Question

For the function f(x) = x^2 + 4x -5 solve the following f(x)=0

Answer 1

That's a question about quadratic function.

Any quadratic function can be represented by the following form:

`\boxed{f(x)=ax^2+bx+c}`

Example:

`f(x)= -3x^2-9x+57` is a function where
`a=-3`,
`b=-9` and
`c=57`.

Okay, in our problem, we need to find the value of x when
`f(x)=0`. That's mean that the result of our function is equal to zero. Therefore, we have the quadratic equation below:

`x^2+4x-5=0`

To solve a quadratic equation, we use the Bhaskara's formula. Do you remember the value of a, b and c? They going to be important right now.
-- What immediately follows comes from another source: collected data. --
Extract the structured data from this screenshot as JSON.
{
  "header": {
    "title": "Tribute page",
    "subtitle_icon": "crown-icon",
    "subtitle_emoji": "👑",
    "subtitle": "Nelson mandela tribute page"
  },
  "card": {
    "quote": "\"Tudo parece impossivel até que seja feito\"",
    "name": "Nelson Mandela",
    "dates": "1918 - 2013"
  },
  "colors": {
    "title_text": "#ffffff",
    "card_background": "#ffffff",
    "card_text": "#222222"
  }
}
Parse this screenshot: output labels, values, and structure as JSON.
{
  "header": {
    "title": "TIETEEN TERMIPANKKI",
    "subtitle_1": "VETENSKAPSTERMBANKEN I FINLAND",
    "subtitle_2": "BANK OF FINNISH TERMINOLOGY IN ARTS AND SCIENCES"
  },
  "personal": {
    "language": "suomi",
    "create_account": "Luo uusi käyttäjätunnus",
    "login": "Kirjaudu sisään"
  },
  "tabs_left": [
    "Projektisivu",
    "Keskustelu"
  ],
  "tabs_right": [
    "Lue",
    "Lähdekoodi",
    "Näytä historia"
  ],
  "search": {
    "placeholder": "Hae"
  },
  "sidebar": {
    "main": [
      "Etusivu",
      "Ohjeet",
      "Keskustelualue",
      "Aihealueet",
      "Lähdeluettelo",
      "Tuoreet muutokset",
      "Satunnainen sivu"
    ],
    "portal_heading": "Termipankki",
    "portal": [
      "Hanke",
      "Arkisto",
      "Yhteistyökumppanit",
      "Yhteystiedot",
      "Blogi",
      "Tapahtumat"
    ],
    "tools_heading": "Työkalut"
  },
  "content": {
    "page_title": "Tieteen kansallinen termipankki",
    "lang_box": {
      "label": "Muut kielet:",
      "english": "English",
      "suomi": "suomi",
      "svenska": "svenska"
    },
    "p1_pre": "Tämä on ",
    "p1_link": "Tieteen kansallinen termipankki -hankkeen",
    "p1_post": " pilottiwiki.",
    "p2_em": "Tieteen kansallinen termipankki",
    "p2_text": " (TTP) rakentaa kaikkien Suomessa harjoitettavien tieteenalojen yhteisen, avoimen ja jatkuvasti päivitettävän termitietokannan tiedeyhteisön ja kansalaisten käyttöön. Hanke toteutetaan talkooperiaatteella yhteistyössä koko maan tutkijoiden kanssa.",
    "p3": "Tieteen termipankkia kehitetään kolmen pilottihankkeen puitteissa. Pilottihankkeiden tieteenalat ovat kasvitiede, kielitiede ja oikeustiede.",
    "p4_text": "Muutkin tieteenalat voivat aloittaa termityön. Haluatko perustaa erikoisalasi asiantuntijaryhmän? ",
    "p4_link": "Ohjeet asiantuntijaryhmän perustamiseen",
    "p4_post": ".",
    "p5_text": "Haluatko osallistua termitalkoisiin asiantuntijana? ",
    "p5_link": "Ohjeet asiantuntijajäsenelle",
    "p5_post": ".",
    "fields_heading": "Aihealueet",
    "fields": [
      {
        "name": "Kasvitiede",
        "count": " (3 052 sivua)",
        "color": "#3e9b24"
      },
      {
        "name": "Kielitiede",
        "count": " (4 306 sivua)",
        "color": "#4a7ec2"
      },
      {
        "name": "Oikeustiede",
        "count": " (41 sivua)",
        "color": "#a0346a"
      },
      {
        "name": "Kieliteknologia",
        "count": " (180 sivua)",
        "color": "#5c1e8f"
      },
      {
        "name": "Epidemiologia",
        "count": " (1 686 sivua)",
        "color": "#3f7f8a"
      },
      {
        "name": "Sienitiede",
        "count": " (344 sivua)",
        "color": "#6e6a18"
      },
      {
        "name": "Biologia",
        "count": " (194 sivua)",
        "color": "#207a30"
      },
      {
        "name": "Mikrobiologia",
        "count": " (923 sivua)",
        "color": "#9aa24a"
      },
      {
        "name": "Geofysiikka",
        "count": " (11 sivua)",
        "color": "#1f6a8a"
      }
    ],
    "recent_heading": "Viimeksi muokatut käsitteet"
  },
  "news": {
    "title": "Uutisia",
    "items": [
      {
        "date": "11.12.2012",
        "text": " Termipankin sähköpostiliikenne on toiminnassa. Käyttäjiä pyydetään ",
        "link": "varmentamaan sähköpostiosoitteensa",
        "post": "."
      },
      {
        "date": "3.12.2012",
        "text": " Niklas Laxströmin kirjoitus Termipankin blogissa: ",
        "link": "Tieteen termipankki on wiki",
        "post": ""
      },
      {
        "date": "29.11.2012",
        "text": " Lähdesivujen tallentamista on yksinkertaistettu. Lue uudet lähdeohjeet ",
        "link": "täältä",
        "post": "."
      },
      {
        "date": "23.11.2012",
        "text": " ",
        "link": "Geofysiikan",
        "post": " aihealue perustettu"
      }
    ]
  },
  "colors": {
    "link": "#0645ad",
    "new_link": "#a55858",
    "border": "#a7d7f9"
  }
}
This is the Bhaskara's formula:

`\boxed{x=(-b\pm √(b^2-4ac) )/(2a) }`

So, let's see the values of a, b and c in our equation and apply them in the Bhaskara's formula:

In
`x^2+4x-5=0` equation,
`a=1`,
`b=4` and
`c=-5`. Let's replace those values:

`x=(-b\pm √(b^2-4ac) )/(2a)`

`x=(-4\pm √(4^2-4*1*(-5)) )/(2\cdot1)`

`x=(-4\pm √(16-(-20)) )/(2)`

`x=(-4\pm √(16 + 20)) )/(2)`

`x=(-4\pm √(36) )/(2)`

`x=(-4\pm 6 )/(2)`

From now, we have two possibilities:

To add:

`x_1 = (-4+6)/(2) \\x_1=(2)/(2) \\x_1=1`

To subtract:

`x_2=(-4-6)/(2) \\x_2=(-10)/(2) \\x_2=-5`

Therefore, the result of our problem is:
`x_1 = 1` and
`x_2=-5`.

I hope I've helped. ^^

Enjoy your studies. \o/